Big things have certainly changed in the last 80 years, and the chief result of legislation and jurisprudence has been ignoring or finessing the Constitution’s limits on government. My preference for updating the Constitution involves affirming limits on government – in particular, the federal government – in the context of modern ideas about using it for absolutely everything.
I am not sure that a single amendment, or two or three, would accomplish everything that is needed. I’ve been thinking about a private citizens’ “constitutional convention” for a number of years now: a convention to approve and propose a small set of amendments to the US Constitution. The idea would be to get legislators and presidential candidates to endorse the proposal, and a critical mass of them to push it in Congress, and perhaps prompt another official constitutional convention, which would adopt them. (I believe others are thinking about this as well. Please chime in if I haven’t mentioned your effort.)

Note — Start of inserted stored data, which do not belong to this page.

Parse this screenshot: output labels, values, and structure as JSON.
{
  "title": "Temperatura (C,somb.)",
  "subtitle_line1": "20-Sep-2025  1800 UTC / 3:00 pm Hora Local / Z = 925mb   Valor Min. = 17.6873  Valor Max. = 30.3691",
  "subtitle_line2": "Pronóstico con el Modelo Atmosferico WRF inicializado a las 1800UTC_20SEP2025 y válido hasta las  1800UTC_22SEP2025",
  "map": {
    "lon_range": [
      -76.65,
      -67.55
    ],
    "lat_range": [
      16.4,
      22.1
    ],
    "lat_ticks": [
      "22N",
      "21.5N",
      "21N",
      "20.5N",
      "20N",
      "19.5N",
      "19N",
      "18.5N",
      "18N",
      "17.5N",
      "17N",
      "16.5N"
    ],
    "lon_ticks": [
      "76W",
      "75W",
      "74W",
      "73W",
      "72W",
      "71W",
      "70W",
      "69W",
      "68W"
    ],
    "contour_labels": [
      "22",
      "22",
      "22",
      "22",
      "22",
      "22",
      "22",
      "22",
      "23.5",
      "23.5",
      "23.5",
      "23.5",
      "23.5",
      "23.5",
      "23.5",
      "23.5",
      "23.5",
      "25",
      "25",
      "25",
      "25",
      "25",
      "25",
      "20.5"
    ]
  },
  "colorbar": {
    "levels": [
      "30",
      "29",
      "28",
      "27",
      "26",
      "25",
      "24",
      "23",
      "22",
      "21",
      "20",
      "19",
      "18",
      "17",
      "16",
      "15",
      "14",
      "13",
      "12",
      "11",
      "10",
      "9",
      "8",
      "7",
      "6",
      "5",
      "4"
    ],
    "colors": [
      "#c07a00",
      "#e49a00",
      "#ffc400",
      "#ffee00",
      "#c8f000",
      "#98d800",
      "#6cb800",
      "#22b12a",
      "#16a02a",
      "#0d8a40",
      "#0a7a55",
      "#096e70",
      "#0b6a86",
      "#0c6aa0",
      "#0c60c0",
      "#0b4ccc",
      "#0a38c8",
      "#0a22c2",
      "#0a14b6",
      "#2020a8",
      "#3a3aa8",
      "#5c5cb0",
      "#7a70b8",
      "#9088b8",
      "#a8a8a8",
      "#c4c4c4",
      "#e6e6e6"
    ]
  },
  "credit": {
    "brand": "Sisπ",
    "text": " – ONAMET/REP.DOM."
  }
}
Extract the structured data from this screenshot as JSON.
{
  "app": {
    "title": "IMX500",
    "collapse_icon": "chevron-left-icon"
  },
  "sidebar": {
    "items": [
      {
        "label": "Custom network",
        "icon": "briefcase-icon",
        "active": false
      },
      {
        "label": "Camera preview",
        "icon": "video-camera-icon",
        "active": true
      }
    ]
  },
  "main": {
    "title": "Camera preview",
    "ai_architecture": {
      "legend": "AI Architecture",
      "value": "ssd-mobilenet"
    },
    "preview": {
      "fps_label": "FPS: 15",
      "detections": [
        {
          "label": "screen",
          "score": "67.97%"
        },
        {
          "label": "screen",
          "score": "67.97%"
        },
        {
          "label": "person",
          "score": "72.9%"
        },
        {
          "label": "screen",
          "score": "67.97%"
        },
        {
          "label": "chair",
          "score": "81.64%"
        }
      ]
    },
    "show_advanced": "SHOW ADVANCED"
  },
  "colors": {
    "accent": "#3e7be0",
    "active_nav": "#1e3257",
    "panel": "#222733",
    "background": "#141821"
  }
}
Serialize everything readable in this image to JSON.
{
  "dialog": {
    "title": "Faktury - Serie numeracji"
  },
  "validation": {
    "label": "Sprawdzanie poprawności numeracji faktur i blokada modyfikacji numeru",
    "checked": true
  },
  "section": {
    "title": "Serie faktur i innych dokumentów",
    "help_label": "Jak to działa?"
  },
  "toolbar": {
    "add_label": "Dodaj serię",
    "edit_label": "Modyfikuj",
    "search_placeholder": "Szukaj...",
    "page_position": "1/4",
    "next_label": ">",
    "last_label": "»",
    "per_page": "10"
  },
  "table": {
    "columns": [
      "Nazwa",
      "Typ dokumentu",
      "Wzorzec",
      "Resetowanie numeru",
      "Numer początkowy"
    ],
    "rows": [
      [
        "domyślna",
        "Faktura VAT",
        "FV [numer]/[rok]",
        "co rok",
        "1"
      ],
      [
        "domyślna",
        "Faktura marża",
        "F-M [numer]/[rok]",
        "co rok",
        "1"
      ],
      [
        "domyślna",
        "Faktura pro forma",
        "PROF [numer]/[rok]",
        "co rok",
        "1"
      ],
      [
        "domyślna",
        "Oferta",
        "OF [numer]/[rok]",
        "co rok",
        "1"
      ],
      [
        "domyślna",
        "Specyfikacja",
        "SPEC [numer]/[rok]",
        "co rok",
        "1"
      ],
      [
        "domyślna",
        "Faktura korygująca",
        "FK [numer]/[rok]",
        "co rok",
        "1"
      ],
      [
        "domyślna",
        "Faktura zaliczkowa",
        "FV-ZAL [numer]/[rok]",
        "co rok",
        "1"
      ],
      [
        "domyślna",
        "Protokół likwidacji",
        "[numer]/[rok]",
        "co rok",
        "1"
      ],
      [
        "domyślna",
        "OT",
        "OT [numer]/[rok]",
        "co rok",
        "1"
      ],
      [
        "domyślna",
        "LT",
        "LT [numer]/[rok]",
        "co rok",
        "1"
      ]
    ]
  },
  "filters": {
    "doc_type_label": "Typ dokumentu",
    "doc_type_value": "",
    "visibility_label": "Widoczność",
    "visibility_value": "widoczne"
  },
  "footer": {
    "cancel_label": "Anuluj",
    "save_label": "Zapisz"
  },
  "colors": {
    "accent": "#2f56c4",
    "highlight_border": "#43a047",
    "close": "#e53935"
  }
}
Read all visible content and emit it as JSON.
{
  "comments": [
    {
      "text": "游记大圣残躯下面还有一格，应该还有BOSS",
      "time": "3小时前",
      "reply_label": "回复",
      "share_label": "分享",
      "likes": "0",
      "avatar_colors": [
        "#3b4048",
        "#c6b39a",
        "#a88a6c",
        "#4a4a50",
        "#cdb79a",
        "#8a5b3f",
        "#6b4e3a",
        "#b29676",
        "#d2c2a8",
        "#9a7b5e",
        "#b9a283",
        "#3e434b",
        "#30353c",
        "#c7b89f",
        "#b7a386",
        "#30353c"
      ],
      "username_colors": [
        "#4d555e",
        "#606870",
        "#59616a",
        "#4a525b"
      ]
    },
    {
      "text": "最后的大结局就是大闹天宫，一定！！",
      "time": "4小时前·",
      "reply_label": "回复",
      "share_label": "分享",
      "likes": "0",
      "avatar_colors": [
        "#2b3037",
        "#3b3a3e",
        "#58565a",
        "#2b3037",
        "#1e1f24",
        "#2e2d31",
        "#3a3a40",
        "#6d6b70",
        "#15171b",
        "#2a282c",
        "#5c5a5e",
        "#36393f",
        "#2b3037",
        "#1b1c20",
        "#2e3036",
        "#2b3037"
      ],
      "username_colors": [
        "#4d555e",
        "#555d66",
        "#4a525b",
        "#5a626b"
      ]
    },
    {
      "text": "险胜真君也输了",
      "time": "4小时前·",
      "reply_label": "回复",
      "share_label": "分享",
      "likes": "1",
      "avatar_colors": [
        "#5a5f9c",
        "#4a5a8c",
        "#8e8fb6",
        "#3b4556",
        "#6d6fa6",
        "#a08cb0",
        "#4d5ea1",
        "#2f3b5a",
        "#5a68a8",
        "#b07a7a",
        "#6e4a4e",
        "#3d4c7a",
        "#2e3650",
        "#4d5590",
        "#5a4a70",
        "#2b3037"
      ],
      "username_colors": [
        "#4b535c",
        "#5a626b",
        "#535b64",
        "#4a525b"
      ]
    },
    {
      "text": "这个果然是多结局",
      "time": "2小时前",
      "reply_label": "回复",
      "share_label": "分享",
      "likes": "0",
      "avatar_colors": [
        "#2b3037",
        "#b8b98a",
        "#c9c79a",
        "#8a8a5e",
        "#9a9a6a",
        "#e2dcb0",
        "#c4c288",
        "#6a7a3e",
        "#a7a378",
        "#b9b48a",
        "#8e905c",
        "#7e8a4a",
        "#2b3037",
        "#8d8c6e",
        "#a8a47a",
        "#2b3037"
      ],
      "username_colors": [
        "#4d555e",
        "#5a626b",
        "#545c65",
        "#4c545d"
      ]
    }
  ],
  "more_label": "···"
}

Obviously this concept could have dangers with it, but it resonates with me because of my sense that we can’t keep going down the same path and hope for a course correction. Leaving Congress to focus on thousands of minute regulations, with executive agencies doing basically whatever they want, and with the media picking over all the proposals and screaming bloody murder about some while hailing the Second Coming as regards others, isn’t working for us. We need to get law and government, and our idea of law and government, back onto a more accountable footing.
No one will do this for us. Those who take up the challenge will be called names and railed against, no matter how lawfully and peacefully we go about it. We can expect the shrillest and most vituperative of opposition. I have offered one suggestion, but I firmly believe that many heads produce wiser counsel, and I would very much like to hear other suggestions as well. Working, initially, outside of the regime of politics – Democrats, Republicans, sentiment, cynicism, vote-getting and horse-trading – is essential if we are to have integrity in definitions and prescriptions. The process must be about limiting government, and how to do it. But ultimately, the point is to garner political support for an updated American affirmation of limits on government.
There are undoubtedly multiple ways to go about this. But there is only one thing that will give us the time to embark on it, and that is defeating Obama at the polls in November.